CPER Artenay : Captage et stockage géologique de CO2 issu de biomasse

Basant leur cas d’étude sur le site de production de biocarburants Tereos (Sucrerie d’Artenay, dans le Loiret), le BRGM, l’Institut des sciences de la Terre d’Orléans (ISTO) et le Laboratoire d’économie d’Orléans (LÉO) ont réalisé entre 2008 et 2010 une étude de faisabilité d’un processus complet permettant la récupération, l’injection et le stockage durable du CO2 émis en sortie de procédé, au droit de l’installation industrielle. Réalisée dans le cadre du contrat de projet État-région (CPER) Centre 2007-2013, cette étude visait à identifier les conditions géologiques, techniques et économiques qui permettraient au captage et au stockage du CO2 de rendre plus écologique la filière de production de biocarburants (ici, à partir de résidus de betterave) au regard des réductions des émissions des gaz à effet de serre.

Une méthodologie en trois étapes

Après le traitement de données sismiques préexistantes, une première étape a consisté à réaliser une modélisation géologique des sites potentiels de stockage, puis à les sélectionner. Dans la région d’Artenay, des aquifères profonds sont connus (Dogger et Keuper), pour lesquels le BRGM a aujourd’hui une bonne compréhension. Leur profondeur (plus de 800 mètres) est à même d’assurer au CO2 des conditions de densité et de viscosité favorables au stockage.

 

Une seconde étape a permis de dimensionner le réservoir et de démontrer que les capacités de stockage et l’injectivité du milieu permettaient d’injecter le CO2 émis durant la durée d’existence du site industriel.

 

Enfin, des simulations prédictives du comportement du CO2 injecté ont permis de vérifier le comportement à long terme du stockage.

 

Modèle géologique développé pour le projet Artenay (Chapuis, Castagnac, Leynet, 2010), composé de 11 interfaces couvrant le Trias et le Jurassique inférieur et moyen, ainsi que la topographie (vert) ; l’usine considérée et le lieu d’injection pris en exemple sont indiqués en noir et rouge respectivement ; la rupture grise témoigne du rejet de la faille de Sennely.

Impact des impuretés contenues dans le CO2 sur les organismes vivant en profondeur d’aquifères

Ce travail s’est accompagné d’une analyse d’impact, via des recherches sur les mécanismes physico-chimiques induits au sein de l’aquifère en raison de la présence du CO2 et de composés annexes injectés. Ainsi, une étude a été menée sur les interactions entre les impuretés contenues dans le CO2 (composés organiques) et les organismes vivants (bactéries) rencontrés à grande profondeur dans les aquifères.

Elaboration de thèses micro et macro-économique sur le stockage géologique du CO2 à partir de biomasse

En parallèle de cette approche technique, deux thèses en micro et macro-économie sur le stockage géologique du CO2 à partir de biomasse ont été conduites, comprenant notamment l’évaluation des coûts de captage-transport-stockage du CO2, ainsi que des bénéfices environnementaux : la biomasse ayant elle-même extrait le CO2 de l’atmosphère par photosynthèse, le processus pourrait en effet conduire à une "émission négative" (suppression nette de CO2 ), un concept transposable à d’autres cas. Ces analyses ont été menées en collaboration avec les chercheurs impliqués dans l’étude technique (géologues, chimistes, hydrodynamiciens, mécaniciens et biologistes).

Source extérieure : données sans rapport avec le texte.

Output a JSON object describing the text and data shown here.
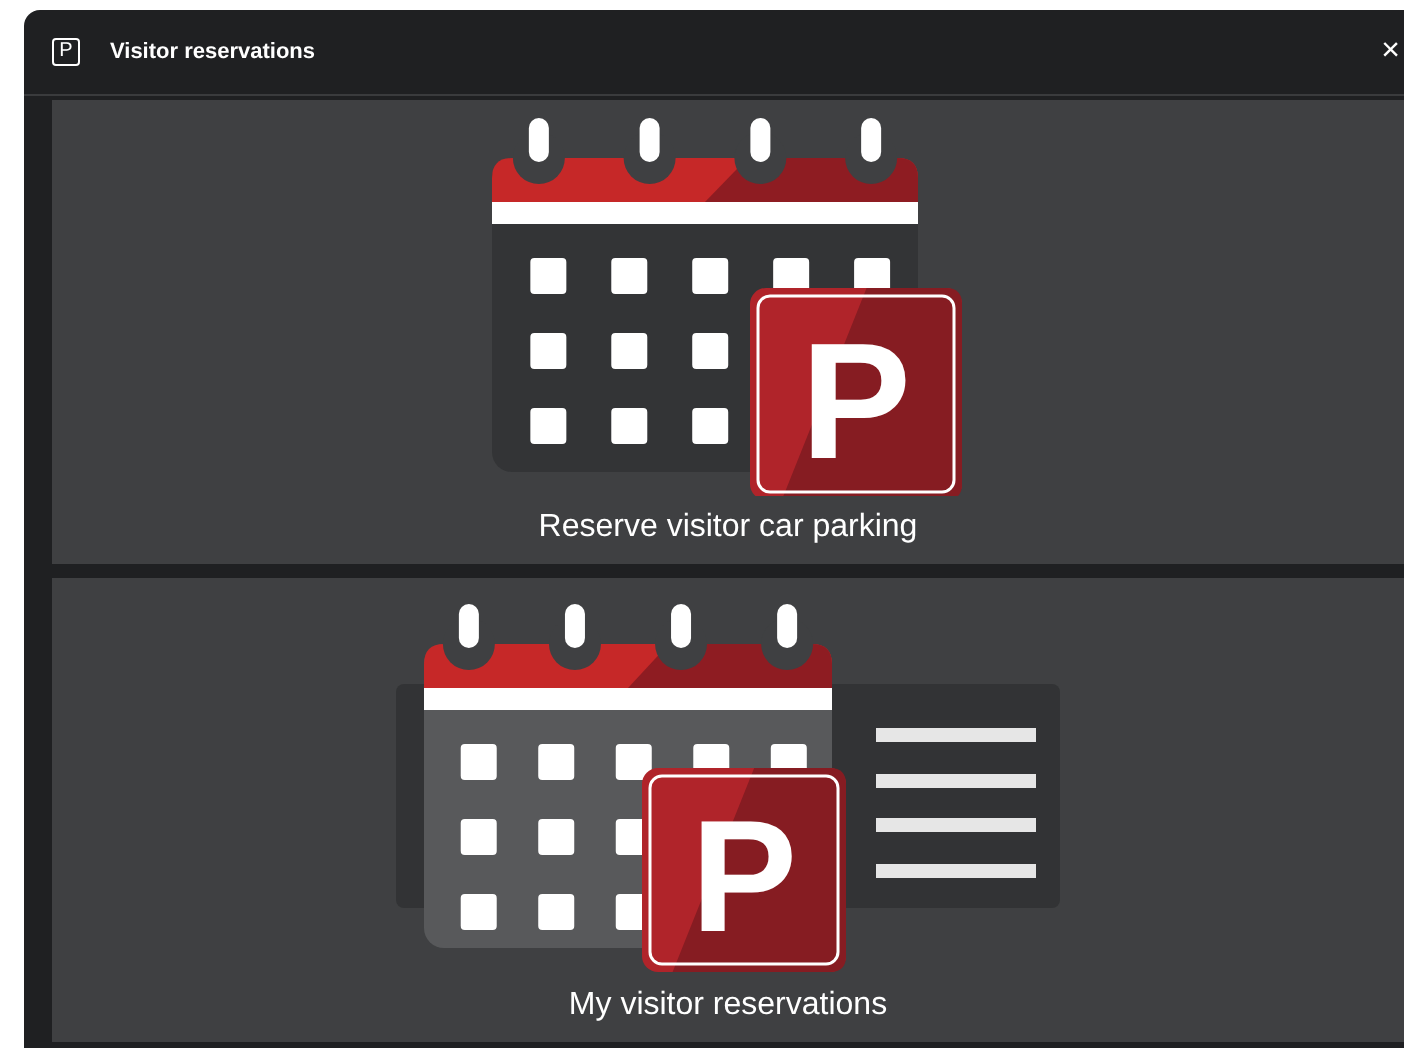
{
  "window": {
    "icon_letter": "P",
    "title": "Visitor reservations",
    "close": "×"
  },
  "tiles": [
    {
      "kind": "reserve",
      "badge_letter": "P",
      "label": "Reserve visitor car parking"
    },
    {
      "kind": "list",
      "badge_letter": "P",
      "label": "My visitor reservations"
    }
  ]
}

Une véritable avancée scientifique pour une amélioration du bilan carbone de l’exploitation énergétique de la biomasse

Avec cette première étude consacrée à la faisabilité technique et économique du stockage de CO2 issu de la synthèse de biocarburants appliquée à un cas réel, le secteur des bio-énergies dispose aujourd’hui de la première évaluation d’une solution viable, pouvant en outre présenter un bilan négatif d’émission de CO2. Ce travail contribue également à la valorisation du sous-sol de la région Centre par l’enrichissement des connaissances sur ses aptitudes au stockage géologique sûr et pérenne de CO2 ; il représente également une contribution essentielle dans la définition des conditions économiques acceptables pour une amélioration du bilan carbone de l’exploitation énergétique de la biomasse. Véritablement précurseur, le projet Artenay a déjà suscité un grand intérêt de la part de la communauté scientifique internationale.